In celebrating the landmark, Prostate Cymru has also revealed future plans which include a new outreach programme. A mobile vehicle, manned by specialist cancer nurses, will be on hand to provide support and advice. The charity is also keen to open the conversation with high-risk groups including Afro-Caribbean communities in which the risk of developing prostate cancer rises significantly to one in four men.

Chris Jones, former weather presenter for S4C, was 53 when he was diagnosed with early- stage prostate cancer:

“I was diagnosed with an enlarged prostate in 2015 after having symptoms like urinating frequently and with urgency, weak flow and I had blood in the urine too and several water retention episodes. I had my prostate cancer diagnosis three years later in 2018 – it’s now actively monitored with regular PSA tests and MRI scans and I tell my story because I want to do what I can to encourage others to go and get a test. We need men to be more proactive and to spread the word to others as prostate cancer is the biggest cancer death in men.”
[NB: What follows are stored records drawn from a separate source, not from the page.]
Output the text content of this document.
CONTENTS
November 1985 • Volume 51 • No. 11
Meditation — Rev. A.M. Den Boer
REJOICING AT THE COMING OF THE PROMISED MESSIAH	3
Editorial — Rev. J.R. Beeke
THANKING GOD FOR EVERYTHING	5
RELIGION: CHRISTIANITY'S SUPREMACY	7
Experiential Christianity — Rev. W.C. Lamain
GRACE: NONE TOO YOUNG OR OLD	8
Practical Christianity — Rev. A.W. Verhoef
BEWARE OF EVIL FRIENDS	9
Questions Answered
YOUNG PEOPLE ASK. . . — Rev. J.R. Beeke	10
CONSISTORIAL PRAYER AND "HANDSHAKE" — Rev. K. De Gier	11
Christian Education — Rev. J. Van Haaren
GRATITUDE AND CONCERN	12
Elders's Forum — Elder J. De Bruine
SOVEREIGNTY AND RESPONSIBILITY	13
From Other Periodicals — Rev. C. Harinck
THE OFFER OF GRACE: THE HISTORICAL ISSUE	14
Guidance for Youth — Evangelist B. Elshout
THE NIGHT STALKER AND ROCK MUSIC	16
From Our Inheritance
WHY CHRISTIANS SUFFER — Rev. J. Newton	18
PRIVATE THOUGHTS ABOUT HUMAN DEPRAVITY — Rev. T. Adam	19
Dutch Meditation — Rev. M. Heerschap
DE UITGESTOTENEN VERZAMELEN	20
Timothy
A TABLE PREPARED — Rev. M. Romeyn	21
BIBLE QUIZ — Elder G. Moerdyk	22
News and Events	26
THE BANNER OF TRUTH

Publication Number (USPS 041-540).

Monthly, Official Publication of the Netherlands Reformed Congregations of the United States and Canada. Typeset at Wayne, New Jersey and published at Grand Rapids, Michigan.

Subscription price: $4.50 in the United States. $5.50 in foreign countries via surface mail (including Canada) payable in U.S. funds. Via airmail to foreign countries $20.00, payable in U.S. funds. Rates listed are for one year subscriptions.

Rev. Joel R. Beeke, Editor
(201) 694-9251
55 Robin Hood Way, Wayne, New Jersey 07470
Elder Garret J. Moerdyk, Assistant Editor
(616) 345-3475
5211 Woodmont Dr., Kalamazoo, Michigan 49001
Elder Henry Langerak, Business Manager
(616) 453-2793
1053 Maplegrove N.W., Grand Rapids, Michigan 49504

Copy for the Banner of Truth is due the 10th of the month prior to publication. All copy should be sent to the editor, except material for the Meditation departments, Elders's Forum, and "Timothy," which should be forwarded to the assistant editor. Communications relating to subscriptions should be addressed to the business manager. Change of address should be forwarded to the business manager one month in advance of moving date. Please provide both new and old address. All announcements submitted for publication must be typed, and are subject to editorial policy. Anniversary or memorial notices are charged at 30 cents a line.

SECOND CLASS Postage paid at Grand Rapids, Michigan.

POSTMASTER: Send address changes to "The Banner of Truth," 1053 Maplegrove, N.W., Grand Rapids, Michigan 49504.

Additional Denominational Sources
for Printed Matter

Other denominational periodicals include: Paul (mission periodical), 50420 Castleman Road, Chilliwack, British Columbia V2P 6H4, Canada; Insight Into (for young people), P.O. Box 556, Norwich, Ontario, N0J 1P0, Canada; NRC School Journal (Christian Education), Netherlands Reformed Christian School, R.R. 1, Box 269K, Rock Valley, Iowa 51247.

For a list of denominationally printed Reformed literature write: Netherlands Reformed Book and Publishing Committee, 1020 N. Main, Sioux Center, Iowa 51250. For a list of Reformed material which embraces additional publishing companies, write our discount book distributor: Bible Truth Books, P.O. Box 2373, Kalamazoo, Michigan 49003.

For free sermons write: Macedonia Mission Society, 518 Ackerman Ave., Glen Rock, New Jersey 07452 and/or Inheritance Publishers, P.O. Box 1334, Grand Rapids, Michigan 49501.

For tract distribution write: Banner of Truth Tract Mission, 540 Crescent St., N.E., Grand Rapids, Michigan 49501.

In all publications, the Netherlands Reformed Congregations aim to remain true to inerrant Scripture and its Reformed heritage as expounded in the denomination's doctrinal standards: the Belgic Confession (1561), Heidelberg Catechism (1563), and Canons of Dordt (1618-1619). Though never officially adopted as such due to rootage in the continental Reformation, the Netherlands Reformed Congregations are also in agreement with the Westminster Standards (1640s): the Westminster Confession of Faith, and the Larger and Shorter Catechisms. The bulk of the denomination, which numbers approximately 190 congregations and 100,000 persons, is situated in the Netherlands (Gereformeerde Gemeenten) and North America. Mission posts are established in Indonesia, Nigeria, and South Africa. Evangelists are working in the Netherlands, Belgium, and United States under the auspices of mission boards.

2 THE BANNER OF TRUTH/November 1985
Ian Booth from Porthcawl was also diagnosed with early-stage prostate cancer.  A fit golfer and at the age of 56, it came as a complete shock. It is now 12 months since his surgery and he is keen to raise awareness among men in middle age:

“To go and get tested just takes a few minutes out of your life – but it could save your life. I had absolutely no symptoms and went to the GP about something totally unrelated and I ended up discovering I had cancer. I am a relatively fit guy and, as my best mate has said, ‘If Boothy can get it, we all could.’”

To further celebrate its 20 years anniversary, Prostate Cymru is also shining a light on the disease by lighting up castles across Wales in blue on 15 May.